The same characteristics were to be found, in the course of history, down as far as the medieval Bogomils, who preached that God had created or emanated the soul, while the devil had molded the body; and again, in the Cathar movement.
If, beyond these chronological limits, it is difficult to see in purely historical terms a direct derivation of modern gnosticism from that of the ancients, it is taken up again, especially in the form of esoteric speculation14, in certain modern cultural contexts: the attractions of the Ophite sect, highlighted by Borghesi in the article quoted at the beginning, are testimony of this .


Notes
1 Irenaeus of Lyons, Adversus haereses II, 26, I.

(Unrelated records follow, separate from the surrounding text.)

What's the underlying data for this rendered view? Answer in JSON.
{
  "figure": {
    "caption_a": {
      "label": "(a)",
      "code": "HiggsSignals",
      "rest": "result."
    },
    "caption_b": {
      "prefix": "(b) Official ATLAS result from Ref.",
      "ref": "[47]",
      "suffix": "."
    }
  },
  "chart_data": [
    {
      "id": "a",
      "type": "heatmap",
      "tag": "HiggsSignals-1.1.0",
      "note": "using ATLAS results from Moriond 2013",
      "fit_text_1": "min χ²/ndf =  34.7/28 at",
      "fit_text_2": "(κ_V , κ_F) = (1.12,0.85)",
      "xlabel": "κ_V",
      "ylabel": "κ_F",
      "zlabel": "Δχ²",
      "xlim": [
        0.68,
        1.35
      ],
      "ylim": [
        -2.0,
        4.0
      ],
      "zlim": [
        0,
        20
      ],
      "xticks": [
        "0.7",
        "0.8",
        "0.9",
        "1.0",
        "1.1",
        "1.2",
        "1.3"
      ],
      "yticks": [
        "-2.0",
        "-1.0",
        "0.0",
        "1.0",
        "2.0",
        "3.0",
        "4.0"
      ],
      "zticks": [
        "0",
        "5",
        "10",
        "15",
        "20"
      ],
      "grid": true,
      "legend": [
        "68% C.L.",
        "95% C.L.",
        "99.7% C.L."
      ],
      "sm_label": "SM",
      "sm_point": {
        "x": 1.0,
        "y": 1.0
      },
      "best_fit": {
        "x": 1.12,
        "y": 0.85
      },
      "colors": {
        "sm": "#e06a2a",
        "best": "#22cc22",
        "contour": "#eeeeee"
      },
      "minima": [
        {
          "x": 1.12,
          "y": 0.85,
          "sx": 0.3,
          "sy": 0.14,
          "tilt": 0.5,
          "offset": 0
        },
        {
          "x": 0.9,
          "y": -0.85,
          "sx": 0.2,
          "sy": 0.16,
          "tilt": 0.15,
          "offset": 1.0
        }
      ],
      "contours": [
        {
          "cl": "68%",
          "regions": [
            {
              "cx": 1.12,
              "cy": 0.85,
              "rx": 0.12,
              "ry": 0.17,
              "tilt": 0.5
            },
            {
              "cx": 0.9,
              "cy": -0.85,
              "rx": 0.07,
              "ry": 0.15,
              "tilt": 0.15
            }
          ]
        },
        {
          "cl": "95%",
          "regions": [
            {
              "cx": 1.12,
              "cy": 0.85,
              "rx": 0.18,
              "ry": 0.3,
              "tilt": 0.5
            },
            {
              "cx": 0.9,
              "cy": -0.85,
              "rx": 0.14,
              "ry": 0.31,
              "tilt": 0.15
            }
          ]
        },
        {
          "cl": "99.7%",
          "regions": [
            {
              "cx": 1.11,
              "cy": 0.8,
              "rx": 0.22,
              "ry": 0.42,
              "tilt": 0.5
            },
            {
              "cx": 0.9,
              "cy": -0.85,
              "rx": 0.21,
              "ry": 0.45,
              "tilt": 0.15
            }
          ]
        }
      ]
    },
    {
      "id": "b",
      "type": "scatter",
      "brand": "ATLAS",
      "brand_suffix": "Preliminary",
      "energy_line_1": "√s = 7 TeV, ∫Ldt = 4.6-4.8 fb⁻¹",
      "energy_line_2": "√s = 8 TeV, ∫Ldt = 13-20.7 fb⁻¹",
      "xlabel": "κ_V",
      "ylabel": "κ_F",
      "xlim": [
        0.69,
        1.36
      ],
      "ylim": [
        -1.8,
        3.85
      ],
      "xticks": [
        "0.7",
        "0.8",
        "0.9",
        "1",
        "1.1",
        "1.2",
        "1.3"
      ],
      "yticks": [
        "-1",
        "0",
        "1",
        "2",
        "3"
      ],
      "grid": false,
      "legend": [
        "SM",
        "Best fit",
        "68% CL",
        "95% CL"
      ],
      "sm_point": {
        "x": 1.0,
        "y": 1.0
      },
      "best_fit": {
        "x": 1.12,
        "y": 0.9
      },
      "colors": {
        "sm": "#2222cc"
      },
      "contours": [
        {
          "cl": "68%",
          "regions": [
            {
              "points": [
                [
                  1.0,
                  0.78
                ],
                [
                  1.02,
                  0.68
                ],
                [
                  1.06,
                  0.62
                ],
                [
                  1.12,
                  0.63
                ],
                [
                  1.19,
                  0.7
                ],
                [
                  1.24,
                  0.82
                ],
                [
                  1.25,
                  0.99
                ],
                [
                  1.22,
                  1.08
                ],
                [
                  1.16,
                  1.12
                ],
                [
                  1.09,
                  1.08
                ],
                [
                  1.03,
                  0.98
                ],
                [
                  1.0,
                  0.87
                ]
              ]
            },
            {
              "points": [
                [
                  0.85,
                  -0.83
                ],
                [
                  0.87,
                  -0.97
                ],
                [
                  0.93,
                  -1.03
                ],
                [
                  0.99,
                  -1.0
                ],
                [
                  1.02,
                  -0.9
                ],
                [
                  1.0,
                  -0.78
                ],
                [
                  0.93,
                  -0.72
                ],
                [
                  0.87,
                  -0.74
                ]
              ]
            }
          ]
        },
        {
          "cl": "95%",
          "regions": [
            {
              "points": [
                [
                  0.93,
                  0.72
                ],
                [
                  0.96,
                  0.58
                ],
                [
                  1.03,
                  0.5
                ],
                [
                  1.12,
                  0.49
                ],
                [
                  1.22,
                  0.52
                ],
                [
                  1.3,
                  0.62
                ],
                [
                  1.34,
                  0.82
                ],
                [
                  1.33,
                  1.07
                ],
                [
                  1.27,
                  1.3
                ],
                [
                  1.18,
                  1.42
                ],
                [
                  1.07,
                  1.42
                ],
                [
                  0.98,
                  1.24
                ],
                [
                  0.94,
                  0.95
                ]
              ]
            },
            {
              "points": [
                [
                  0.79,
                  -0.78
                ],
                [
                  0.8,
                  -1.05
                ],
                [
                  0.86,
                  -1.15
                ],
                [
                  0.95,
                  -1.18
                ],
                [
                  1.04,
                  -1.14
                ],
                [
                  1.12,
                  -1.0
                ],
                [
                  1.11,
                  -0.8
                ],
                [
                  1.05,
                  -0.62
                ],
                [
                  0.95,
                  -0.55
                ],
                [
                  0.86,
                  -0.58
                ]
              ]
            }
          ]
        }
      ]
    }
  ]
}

2 M. Borghesi, The Pact with the Serpent, in 30days, no.2, February 2003, pp.78-84.
3 Irenaeus of Lyons, op.cit. I, 30, 1-15.
4 Hippolytus, Refutatio; he refers to the worshippers of the Serpent in three different places: V,7, 2-9, 9 (from a script of the Nassenes); V,10, 2 (the psalm of the Nassenes on the soul); V, 24, 2-27, 5 (from the Book of Baruch by the gnostic Justine.
5 Some codices add a continuation to the damaged text of Tertullian, De praescriptione haereticorum, attributing it to Tertullian, published by the editors under the title of Libellus adversus omnes haereses. The Ophites are dealt of in II, 1-4.
6 Origen, Contra Celsum VI, 24-39.
7 Epiphanius, Panarion I, 37.
8 Philastrus, Liber de haeresibus I, 2, 9.
9 Augustine, De Genesi contra Manichaeos II, 36-40.
10 For this text see W. Förster (ed.) Gnosis, vol. II, Zurich-Stuttgart 1971, pp. 46-52. The German translation is on pp.53-62. The English translation can be found in J. Robinson (ed.), The Nag Hammadi Library in English, 2nd edition, Leiden 1984, pp. 152-160.
11 Irenaeus of Lyons, op.cit. I, 30, I.
12 cf. U. Bianchi, Prometeo, Orfeo, Adamo. Tematiche religiose sul destino, il male , la salvezza, Ateneo Editions , Roma 1991, p. 29.
13 Irenaeus of Lyons, op. cit. I, 31, 2.
14 See on this subject the book by G. Filoramo, Il risveglio della gnosi ovvero diventare dio, Rome-Bari 1990.